24/09/2007 - 29/09/2007
Devised by Theatre Beating
Set by Trygve Wakenshaw
Costumes by Madeleine Hyland
Theatre Beating is proud to present a misshapen retelling of the Grimm brothers classic tale Rumpelstiltskin, at the Richmond Road School Hall in Ponsonby, Auckland.
Hooray! Yes, the tale of a talented little chap who helps spin wool into tin foil for a helpless damsel-in-distress. He sounds like a very nice guy doesn’t he? Yes!
Although, he does ask for the damsels first born child in return for his kindness… So maybe he’s not that nice. Oh, I don’t know!
Why don’t you come along to the show and decide for yourself?
And bring some kids so you don’t look weird.
Richmond Road School Hall
cnr Richmond Road and Brown Street
24 September 2007 – 29 September 2007
Mon & Sat: 14.00
Tue – Fri: 11.00 and 14.00
Set constructed by the cast
Theatre , Family ,
Review by Nik Smythe 25th Sep 2007
The classic tale of Rumplestiltskin always struck me as one of the dodgiest of tales on which we and our parents and our parents’ parents were raised, and that’s saying something. It breaks all the rules of modern day self-empowerment, especially for the girl: Abandoned by her father to an oppressive monarch who will kill her if she doesn’t bring him untold wealth, then consenting to marry said oppressor but having made a dreadful deal with the ugly little troll who saved her she is forced to double-cross him.
Just what the moral is has always eluded me, and you might expect that for today’s politically correct family audiences they’d adapt the plot somewhat to include valuable messages of compassion and self-respect. Then again, you may not expect this quite so much from a company that calls itself ‘Theatre Beating’. And you would be right, not to.

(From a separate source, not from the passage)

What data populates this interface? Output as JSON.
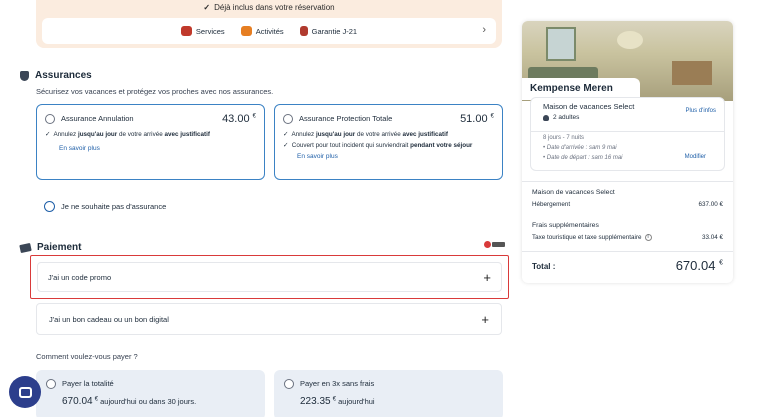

The basic course of events remain the same, although it’s the girl’s mother, not father, and it’s not straw she weaves, it’s wool, and it’s not gold King Kingypants craves, it’s functional clothes and skiing apparatus made from tinfoil.
Trygve Wakenshaw’s main role of King Kingypants is a complete git who’s the king so everyone has to do what he says. The brazen wit and irascible capable-of-anything type energy he commands is shared in spades by the rest of the cast.

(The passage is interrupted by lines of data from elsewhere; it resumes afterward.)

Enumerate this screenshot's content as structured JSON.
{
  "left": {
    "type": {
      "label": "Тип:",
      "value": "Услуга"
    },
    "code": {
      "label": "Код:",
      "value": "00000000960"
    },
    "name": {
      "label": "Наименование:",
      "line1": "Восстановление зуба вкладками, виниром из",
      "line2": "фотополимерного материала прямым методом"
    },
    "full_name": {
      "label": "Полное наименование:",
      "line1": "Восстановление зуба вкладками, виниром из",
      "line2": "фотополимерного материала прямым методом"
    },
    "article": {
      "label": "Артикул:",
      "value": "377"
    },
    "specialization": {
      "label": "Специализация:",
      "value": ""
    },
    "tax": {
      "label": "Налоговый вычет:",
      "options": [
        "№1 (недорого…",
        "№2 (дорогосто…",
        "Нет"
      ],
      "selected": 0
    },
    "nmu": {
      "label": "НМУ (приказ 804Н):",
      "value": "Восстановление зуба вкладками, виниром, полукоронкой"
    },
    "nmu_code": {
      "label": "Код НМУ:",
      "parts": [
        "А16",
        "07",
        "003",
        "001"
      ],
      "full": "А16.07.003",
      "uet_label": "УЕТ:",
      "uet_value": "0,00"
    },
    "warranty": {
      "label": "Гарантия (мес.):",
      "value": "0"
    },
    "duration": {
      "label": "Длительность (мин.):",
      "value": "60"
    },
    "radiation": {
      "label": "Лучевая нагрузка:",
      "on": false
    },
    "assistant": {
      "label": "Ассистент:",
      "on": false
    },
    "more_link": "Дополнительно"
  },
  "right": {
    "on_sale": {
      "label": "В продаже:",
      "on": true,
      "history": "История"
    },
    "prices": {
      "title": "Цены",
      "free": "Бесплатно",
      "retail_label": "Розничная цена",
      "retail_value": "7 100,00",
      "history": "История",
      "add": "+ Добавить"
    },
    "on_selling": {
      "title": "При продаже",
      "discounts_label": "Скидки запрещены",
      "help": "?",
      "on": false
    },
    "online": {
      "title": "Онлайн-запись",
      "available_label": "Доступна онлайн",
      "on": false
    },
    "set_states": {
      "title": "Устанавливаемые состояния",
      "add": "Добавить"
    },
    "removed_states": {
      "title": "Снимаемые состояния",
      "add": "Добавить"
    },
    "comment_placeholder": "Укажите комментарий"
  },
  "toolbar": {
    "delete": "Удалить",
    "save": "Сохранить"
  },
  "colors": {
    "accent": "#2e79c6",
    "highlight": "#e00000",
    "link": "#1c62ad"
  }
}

As young put-upon Millie, Sophie Henderson stands out brilliantly as the worst robot dancer in children’s theatre today. I wondered how we could ever believe this poor waif could want to marry the man who would have executed her for no practical purpose, and to that end Henderson delivers a perfectly pitched trait of naked ambition: ‘Yesss! I’m gonna be a princess!’
As the creepy little title character, Brett O’Gorman is endearingly long-suffering with his place in enchanted society. The most helpful character in the story, yet the villain of the piece, his open simplicity creates the ideal space to draw us in, and we might actually sympathise greatly with the poor fellow were it not for his antisocial vice of eating babies.
Kate Simmonds’ blokeish, Helen-esque fool of a mum has gambled away all that she and her daughter owned in games of ‘Guess Who?’, which she is unfortunately terrible at – even taking a while to guess who her own daughter is on the phone. Simmonds also cracks up the crowd as a highly strung delivery stork straight out of Dumbo.
All the actors excel in their various secondary roles: there are 15 characters in all, including a herd of vicious killer sheep (honestly). The whole hilarious kerfuffle was devised by the cast over two weeks and it’s refreshing to witness such an energetic cast of adults who, rather than reach out to try and appeal to the kids’ mindsets, clearly just share a childish sense of humour. They are basically amusing themselves, to the incidental great enjoyment of the audience. In this way, they are never condescending and so have the kids’ attention from the start.
As far as questionable sociopathic implications go, these are simply enhanced by the king’s flagrant pleasure for executing people and small animals ‘to death!’ … and of course Rumplestilts’ aforementioned favourite dish. Also, we are witness to a rare insight into the home life of the browbeaten Rumplestilts, and we learn that his ‘guess my name’ trick is really a pathological compulsion to set himself up for failure.
The beautifully budget set, conceptualised by Wakenshaw, was constructed by the cast mainly from cardboard boxes, and rigged to achieve various nifty FX by pulling on woollen strings. Costumes by Madeleine Hyland clothe the actors’ playful energy in snappy style – all white, all different, like homemade dolls’ garments.
No lighting or sound effects are used, nor indeed required, and my son was virtually singing the catchy single ‘George Jeffrey Rumplestilts, that is my name!’ (if you’ll pardon the spoiler) right up ’til bedtime, for better or worse – better if you ask me.
Theatre Beating’s Rumplestilts is simply, uncompromisingly and most refreshingly hilarious family entertainment.